Securing a loan in Kenya entails a rigorous evaluation process conducted by financial institutions, including banks. At the core of this procedure lies the scrutiny of an individual’s credit history.
Credit Reference Bureaus (CRBs) assume a pivotal role in this assessment by gathering and analyzing data concerning borrowers’ credit behavior, encompassing repayment trends and credit utilization. The Central Bank of Kenya oversees the operation of three licensed CRBs: CreditInfo CRB, Metropol CRB, and Transunion Kenya CRB.
The data furnished by CRBs empowers financial institutions to conduct precise evaluations of credit risk, enabling them to make well-informed lending decisions.
Financial entities also meticulously inspect past loan repayment behavior and credit facility usage to ascertain creditworthiness. Factors like income stability and employment status undergo thorough examination, with a consistent income flow and secure job tenure augmenting the likelihood of loan approval.
Furthermore, a crucial aspect considered is an individual’s debt-to-income ratio, providing insights into their ability to manage additional debt.

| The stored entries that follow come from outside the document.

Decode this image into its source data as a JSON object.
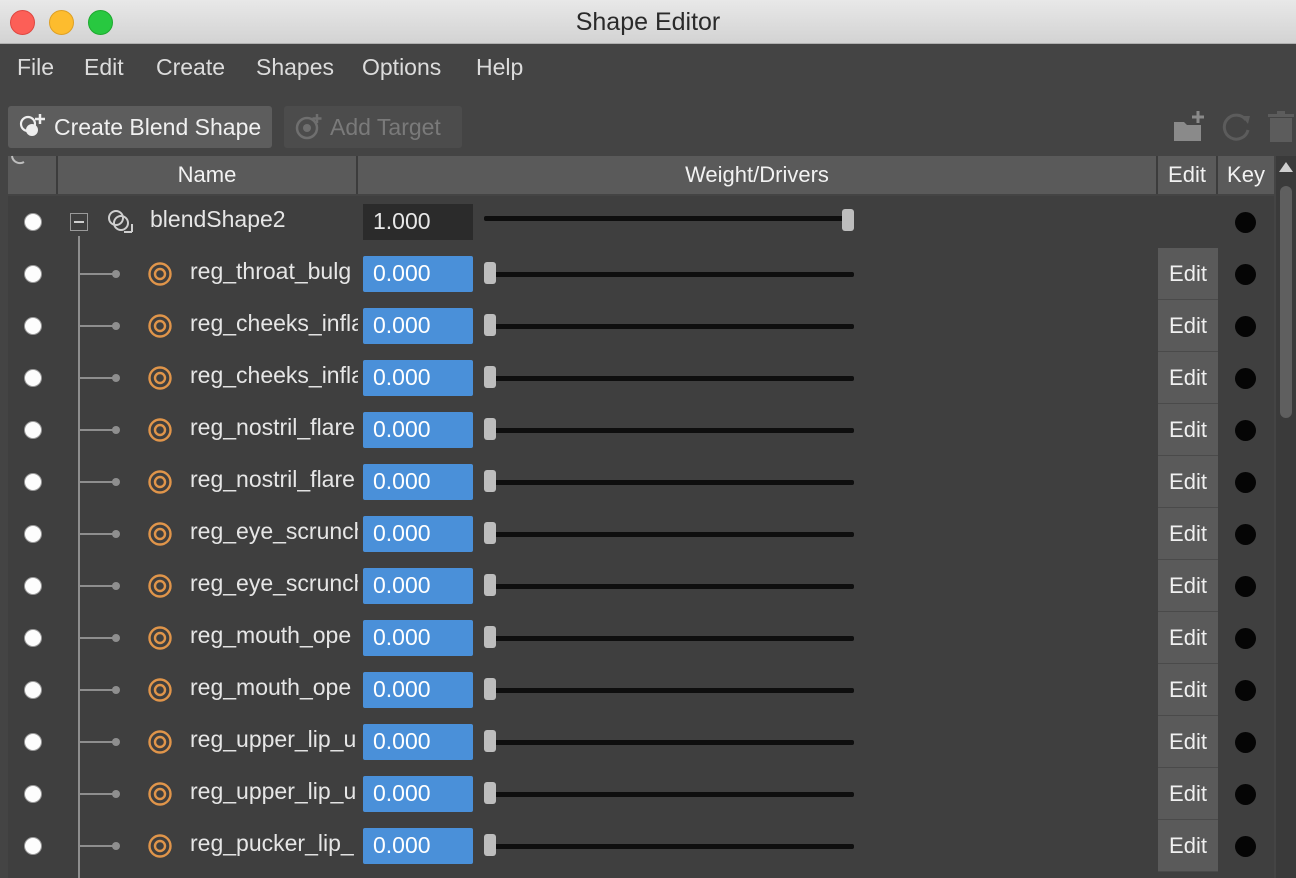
{
  "window": {
    "title": "Shape Editor"
  },
  "menu": [
    "File",
    "Edit",
    "Create",
    "Shapes",
    "Options",
    "Help"
  ],
  "toolbar": {
    "create_blend_shape": "Create Blend Shape",
    "add_target": "Add Target",
    "right_icons": [
      "new-folder-icon",
      "refresh-icon",
      "trash-icon"
    ]
  },
  "columns": {
    "name": "Name",
    "weight": "Weight/Drivers",
    "edit": "Edit",
    "key": "Key"
  },
  "group": {
    "name": "blendShape2",
    "weight": "1.000",
    "slider_fraction": 1.0
  },
  "targets": [
    {
      "name": "reg_throat_bulg",
      "weight": "0.000",
      "edit": "Edit",
      "slider_fraction": 0
    },
    {
      "name": "reg_cheeks_infla",
      "weight": "0.000",
      "edit": "Edit",
      "slider_fraction": 0
    },
    {
      "name": "reg_cheeks_infla",
      "weight": "0.000",
      "edit": "Edit",
      "slider_fraction": 0
    },
    {
      "name": "reg_nostril_flare",
      "weight": "0.000",
      "edit": "Edit",
      "slider_fraction": 0
    },
    {
      "name": "reg_nostril_flare",
      "weight": "0.000",
      "edit": "Edit",
      "slider_fraction": 0
    },
    {
      "name": "reg_eye_scrunch",
      "weight": "0.000",
      "edit": "Edit",
      "slider_fraction": 0
    },
    {
      "name": "reg_eye_scrunch",
      "weight": "0.000",
      "edit": "Edit",
      "slider_fraction": 0
    },
    {
      "name": "reg_mouth_ope",
      "weight": "0.000",
      "edit": "Edit",
      "slider_fraction": 0
    },
    {
      "name": "reg_mouth_ope",
      "weight": "0.000",
      "edit": "Edit",
      "slider_fraction": 0
    },
    {
      "name": "reg_upper_lip_u",
      "weight": "0.000",
      "edit": "Edit",
      "slider_fraction": 0
    },
    {
      "name": "reg_upper_lip_u",
      "weight": "0.000",
      "edit": "Edit",
      "slider_fraction": 0
    },
    {
      "name": "reg_pucker_lip_",
      "weight": "0.000",
      "edit": "Edit",
      "slider_fraction": 0
    }
  ],
  "colors": {
    "accent_blue": "#4a90d9",
    "target_icon_orange": "#e0954a",
    "background": "#444444"
  }
}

Financial institutions evaluate this ratio to ascertain whether an individual can fulfill loan obligations comfortably without facing undue financial strain. For secured loans, the value and quality of collateral presented also wield significant influence on loan eligibility, with higher-value assets bolstering qualification prospects.
In Kenya, an individual’s credit score, typically ranging from 200 to 900, serves as a reflection of their creditworthiness, based on factors such as repayment history, variety of credit accounts, and total outstanding debt.
Favorable credit histories, characterized by punctual repayments and prudent financial management, heighten the chances of preapproval. Individuals with outstanding credit scores and exemplary repayment records frequently receive preapproved loan offers, underscoring their robust creditworthiness.